Working on my Bruce Springsteen book proposal

All quiet on the Sarah front, so I’m starting to develop the proposal I’ll soon send to my publisher regarding the book I’d like to write about Springsteen.

As a fan, I go back to the beginning of Bruce’s recording history. I was living near Philadelphia and listening to Philly radio stations like WMMR when they started to play songs from his first album, Greetings from Asbury Park, New Jersey, in 1973.

We’re both in our sixties now, but both still going strong.  If you drained the Great Salt Lake in Utah, you could fill the basin to overflowing with the sweat Bruce has left behind on stage over forty years, giving his every audience every bit of himself.

After three years of Sarah, it’s a joy to contemplate writing a book about someone who’s made such a difference to America in such a positive way over so many decades.
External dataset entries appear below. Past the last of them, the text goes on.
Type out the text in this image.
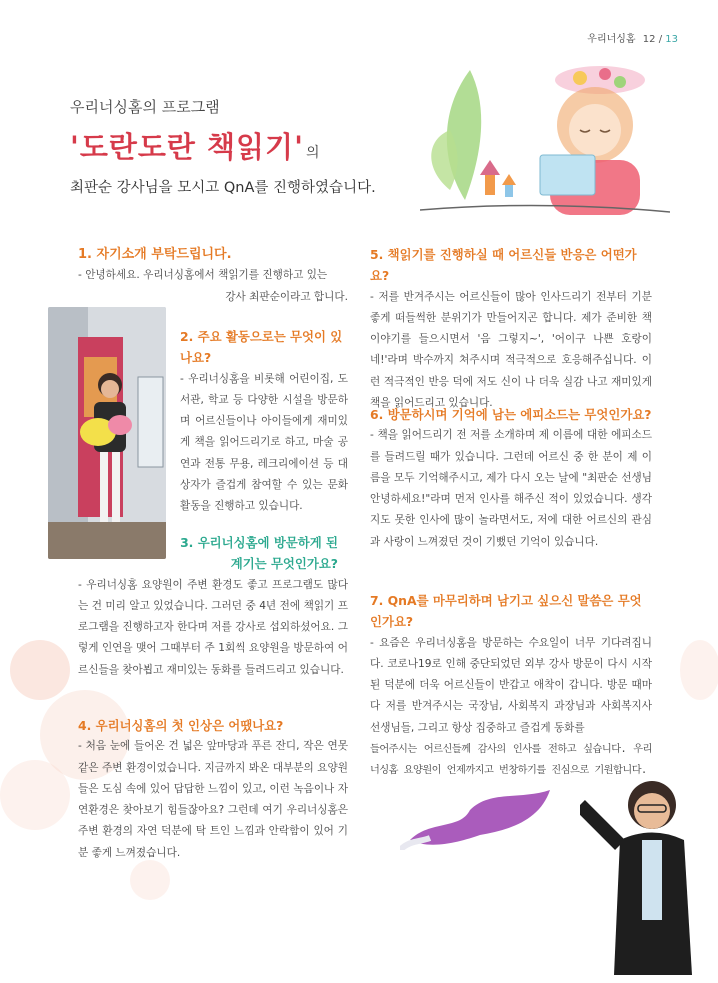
우리너싱홈 12 / 13
우리너싱홈의 프로그램
'도란도란 책읽기' 의
최판순 강사님을 모시고 QnA를 진행하였습니다.
1. 자기소개 부탁드립니다.
- 안녕하세요. 우리너싱홈에서 책읽기를 진행하고 있는
강사 최판순이라고 합니다.
2. 주요 활동으로는 무엇이 있나요?
- 우리너싱홈을 비롯해 어린이집, 도서관, 학교 등 다양한 시설을 방문하며 어르신들이나 아이들에게 재미있게 책을 읽어드리기로 하고, 마술 공연과 전통 무용, 레크리에이션 등 대상자가 즐겁게 참여할 수 있는 문화 활동을 진행하고 있습니다.
3. 우리너싱홈에 방문하게 된
계기는 무엇인가요?
- 우리너싱홈 요양원이 주변 환경도 좋고 프로그램도 많다는 건 미리 알고 있었습니다. 그러던 중 4년 전에 책읽기 프로그램을 진행하고자 한다며 저를 강사로 섭외하셨어요. 그렇게 인연을 맺어 그때부터 주 1회씩 요양원을 방문하여 어르신들을 찾아뵙고 재미있는 동화를 들려드리고 있습니다.
4. 우리너싱홈의 첫 인상은 어땠나요?
- 처음 눈에 들어온 건 넓은 앞마당과 푸른 잔디, 작은 연못 같은 주변 환경이었습니다. 지금까지 봐온 대부분의 요양원들은 도심 속에 있어 답답한 느낌이 있고, 이런 녹음이나 자연환경은 찾아보기 힘들잖아요? 그런데 여기 우리너싱홈은 주변 환경의 자연 덕분에 탁 트인 느낌과 안락함이 있어 기분 좋게 느껴졌습니다.
5. 책읽기를 진행하실 때 어르신들 반응은 어떤가요?
- 저를 반겨주시는 어르신들이 많아 인사드리기 전부터 기분 좋게 떠들썩한 분위기가 만들어지곤 합니다. 제가 준비한 책 이야기를 들으시면서 '음 그렇지~', '어이구 나쁜 호랑이네!'라며 박수까지 쳐주시며 적극적으로 호응해주십니다. 이런 적극적인 반응 덕에 저도 신이 나 더욱 실감 나고 재미있게 책을 읽어드리고 있습니다.
6. 방문하시며 기억에 남는 에피소드는 무엇인가요?
- 책을 읽어드리기 전 저를 소개하며 제 이름에 대한 에피소드를 들려드릴 때가 있습니다. 그런데 어르신 중 한 분이 제 이름을 모두 기억해주시고, 제가 다시 오는 날에 "최판순 선생님 안녕하세요!"라며 먼저 인사를 해주신 적이 있었습니다. 생각지도 못한 인사에 많이 놀라면서도, 저에 대한 어르신의 관심과 사랑이 느껴졌던 것이 기뻤던 기억이 있습니다.
7. QnA를 마무리하며 남기고 싶으신 말씀은 무엇인가요?
- 요즘은 우리너싱홈을 방문하는 수요일이 너무 기다려집니다. 코로나19로 인해 중단되었던 외부 강사 방문이 다시 시작된 덕분에 더욱 어르신들이 반갑고 애착이 갑니다. 방문 때마다 저를 반겨주시는 국장님, 사회복지 과장님과 사회복지사 선생님들, 그리고 항상 집중하고 즐겁게 동화를
들어주시는 어르신들께 감사의 인사를 전하고 싶습니다. 우리너싱홈 요양원이 언제까지고 번창하기를 진심으로 기원합니다.
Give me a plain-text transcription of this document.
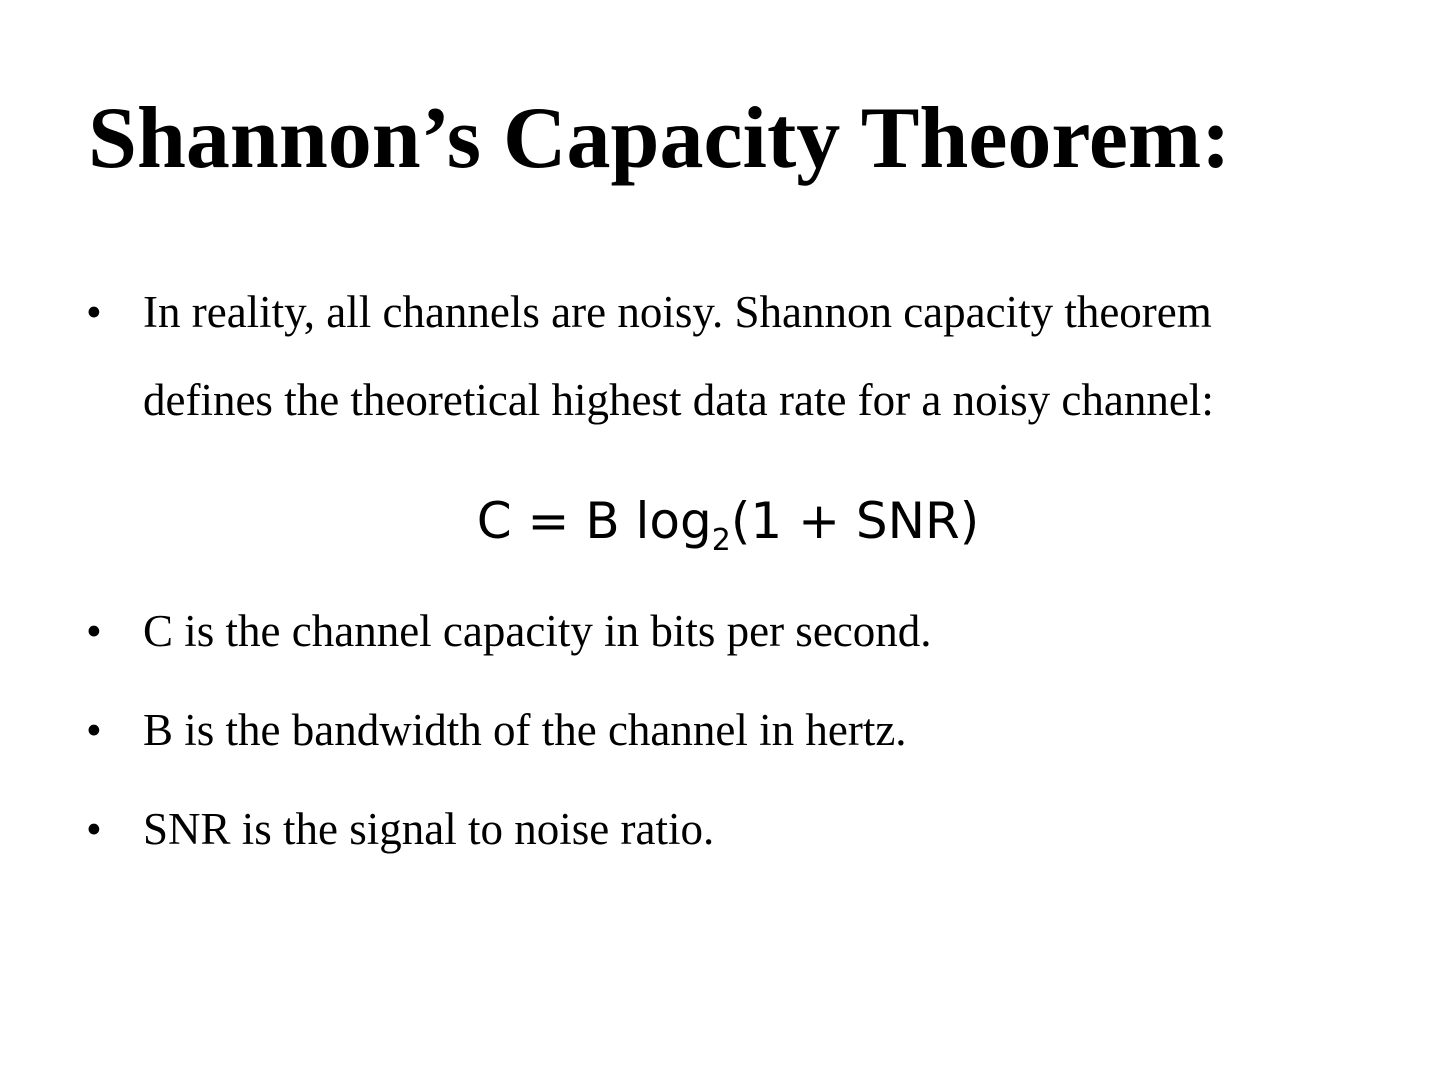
Shannon’s Capacity Theorem:
• In reality, all channels are noisy. Shannon capacity theorem
defines the theoretical highest data rate for a noisy channel:
C = B $\log_2(1 + SNR)$
• C is the channel capacity in bits per second.
• B is the bandwidth of the channel in hertz.
• SNR is the signal to noise ratio.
In his life, his recordings, and especially in his electrifying stage performances, Bruce has shown that America still can be the land of hope and dreams.

As more and more of us find ourselves, “ten years down the road, nowhere to run…nowhere to go”–as it becomes ever more clear that our economy will never again be what it was in the 20th Century, as joblessness rises along with the costs of health care, as corporate interests crush the common man as brutally (though perhaps with more polish and finesse) as in the Robber Baron era–the strength and clarity of Bruce Springsteen’s vision of democracy and celebration of individuality and of the sheer–if only occasionally realized–joy of being alive is perhaps more vital than ever.

More on Sarah and THE ROGUE as the need arises or as the impulse occurs, but right now I feel like a guy who’s spent three years in a dark cellar and is suddenly Blinded by The Light.